CEFYBO   02669
CENTRO DE ESTUDIOS FARMACOLOGICOS Y BOTANICOS
Unidad Ejecutora - UE
artículos
Título:
Evidence for insulin-mediated control of AQP9 expression in human placenta.
Autor/es:
CASTRO PARODI M; FARINA M; DIETRICH V; ABáN C; SZPILBARG N; ZOTTA E; DAMIANO A
Revista:
PLACENTA
Editorial:
W B SAUNDERS CO LTD
Referencias:
Lugar: Londres; Año: 2011 vol. 32 p. 1050 - 1056
ISSN:
0143-4004
Resumen:
The AQP9 gene contains a negative insulin response element, suggesting that it may be modulated by insulin.
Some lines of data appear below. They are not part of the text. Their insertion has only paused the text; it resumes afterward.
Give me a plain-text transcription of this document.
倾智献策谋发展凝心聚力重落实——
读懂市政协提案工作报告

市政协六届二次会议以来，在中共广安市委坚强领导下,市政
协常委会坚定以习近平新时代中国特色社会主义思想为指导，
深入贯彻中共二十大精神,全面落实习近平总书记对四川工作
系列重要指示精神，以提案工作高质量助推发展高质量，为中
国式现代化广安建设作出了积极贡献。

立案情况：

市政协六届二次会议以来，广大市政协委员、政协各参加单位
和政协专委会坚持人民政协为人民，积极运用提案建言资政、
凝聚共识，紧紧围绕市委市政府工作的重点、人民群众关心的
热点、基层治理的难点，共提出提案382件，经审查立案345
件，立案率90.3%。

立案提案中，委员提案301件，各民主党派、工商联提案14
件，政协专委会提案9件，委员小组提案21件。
Previously, we reported AQP9 overexpression in preeclamptic placentas but a lack of functionality of AQP9 in water and mannitol transport. We also observed high serum levels of insulin and TNF-α in preeclamptic women. OBJECTIVE: To evaluate whether AQP9 expression is regulated by insulin in the human placenta, and whether the dysregulation of AQP9 observed in preeclamptic placentas may be related to the inability to respond to insulin stimuli. METHODS: Explants from normal and preeclamptic placentas were cultured at different concentrations of insulin. Treatment with TNF-α was used to induce phosphorylation of insulin receptor substrate (IRS), which may desensitize insulin action. AQP9 molecular expression and water uptake was determined. RESULTS: Insulin decreased the molecular expression of AQP9 exclusively in explants from normal placentas in a concentration-dependent manner. Treatment with TNF-α previous to insulin addition prevented these changes. Moreover, insulin treatment did not modify water uptake neither its sensitivity to HgCl(2.) CONCLUSION: AQP9 water permeability seems to be independent of its molecular expression, strongly suggesting that AQP9 might not have a key role in water transport in human placenta. We also propose another mechanism of down-regulation of AQP9 molecular expression mediated by insulin in a concentration-dependent manner in human placenta and provide new evidence that in preeclamptic placentas the mechanisms of insulin signaling may be altered, producing an overexpression of AQP9 that does not correlate with an increase in its functionality.